NordStar Capital LP acquired Torstar Corp. by way of statutory plan of arrangement. Pursuant to which, NordStar Capital acquired all of the issued and outstanding Class A voting and Class B non-voting shares of Torstar for an aggregate consideration of approximately $60 million. Torstar’s shares were delisted from the Toronto Stock Exchange on August 6. Torstar has also ceased to be a reporting issuer under applicable Canadian securities laws.
Deal: Longshore Resources Ltd. acquires all outstanding shares of Rifle Shot, Steelhead, Primavera
Closing date: July 1, 2020
Firms involved:
Lawson Lundell LLP acted for Longshore
Legal team: Crispin Arthur, Carolyn Simpson, James Scott, Carson Falk, Holly Barker, Mona Yousif (securities/M&A), Nancy Diep (tax), Paul Negenman (energy), Dan Mowat-Rose (lending), Katy Allen (employment)

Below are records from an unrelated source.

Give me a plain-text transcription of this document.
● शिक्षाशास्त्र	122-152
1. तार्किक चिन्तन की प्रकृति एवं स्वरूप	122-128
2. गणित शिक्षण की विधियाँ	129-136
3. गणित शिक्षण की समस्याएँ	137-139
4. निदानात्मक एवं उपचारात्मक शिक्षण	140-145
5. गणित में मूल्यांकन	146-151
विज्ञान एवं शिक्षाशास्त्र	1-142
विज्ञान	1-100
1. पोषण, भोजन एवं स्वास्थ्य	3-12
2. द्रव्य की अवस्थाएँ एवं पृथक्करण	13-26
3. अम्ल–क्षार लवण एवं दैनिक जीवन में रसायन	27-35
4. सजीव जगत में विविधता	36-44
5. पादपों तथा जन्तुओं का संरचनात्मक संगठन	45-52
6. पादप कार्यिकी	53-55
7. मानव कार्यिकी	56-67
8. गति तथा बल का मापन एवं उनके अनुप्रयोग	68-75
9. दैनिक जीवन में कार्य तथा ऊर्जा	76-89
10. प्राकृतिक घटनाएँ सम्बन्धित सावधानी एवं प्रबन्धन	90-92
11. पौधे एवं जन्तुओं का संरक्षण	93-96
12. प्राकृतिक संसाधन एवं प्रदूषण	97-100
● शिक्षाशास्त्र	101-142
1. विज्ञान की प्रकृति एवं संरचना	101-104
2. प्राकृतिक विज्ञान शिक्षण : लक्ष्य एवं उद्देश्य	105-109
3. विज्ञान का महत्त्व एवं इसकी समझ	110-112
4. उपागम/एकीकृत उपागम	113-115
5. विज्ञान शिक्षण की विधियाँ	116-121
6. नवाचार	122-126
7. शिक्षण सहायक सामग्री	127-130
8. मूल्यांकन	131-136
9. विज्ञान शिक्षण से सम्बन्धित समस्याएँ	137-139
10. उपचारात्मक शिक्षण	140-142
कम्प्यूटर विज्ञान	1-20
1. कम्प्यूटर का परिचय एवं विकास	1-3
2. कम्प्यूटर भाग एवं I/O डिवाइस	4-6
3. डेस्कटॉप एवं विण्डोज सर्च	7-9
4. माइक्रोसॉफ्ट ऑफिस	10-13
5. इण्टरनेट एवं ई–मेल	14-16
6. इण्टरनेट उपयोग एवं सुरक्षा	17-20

Stikeman Elliot LLP acted for ARC Financial
Legal team: Craig Story, Haifeng Hu, Kayla Zachariassen, Chelsea Daku (securities/M&A), Julie D’Avingnon (tax), Susan Hutton, Jessica Rutledge (Competition Act)
Stikeman Elliot LLP acted for Rifle Shot
Legal team: Sony Gill, Mia Tritter, Ben Layton (securities/M&A)
Norton Rose Fulbright Canada LLP acted for Steelhead
Legal team: Justin Ferrara, Jennifer McPherson, Connor Kense (securities/M&A)
Norton Rose Fulbright Canada LLP acted for Primavera
Legal team: Kirk Litvenenko, Katherine MacPhail (securities/M&A)
Longshore Resources Ltd. (Longshore) completed its acquisition of all of the outstanding shares of Rifle Shot Oil Corp. (Rifle Shot), Steelhead Petroleum Ltd. (Steelhead) and Primavera Resources Corp. (Primavera) by way of an amalgamation agreement. The transaction represented a significant consolidation of the four ARC Financial portfolio companies. Upon closing of the transaction, Longshore has current productive capacity of over 14,000 boe/d (75% oil weighted) with production in Alberta, British Columbia and Saskatchewan.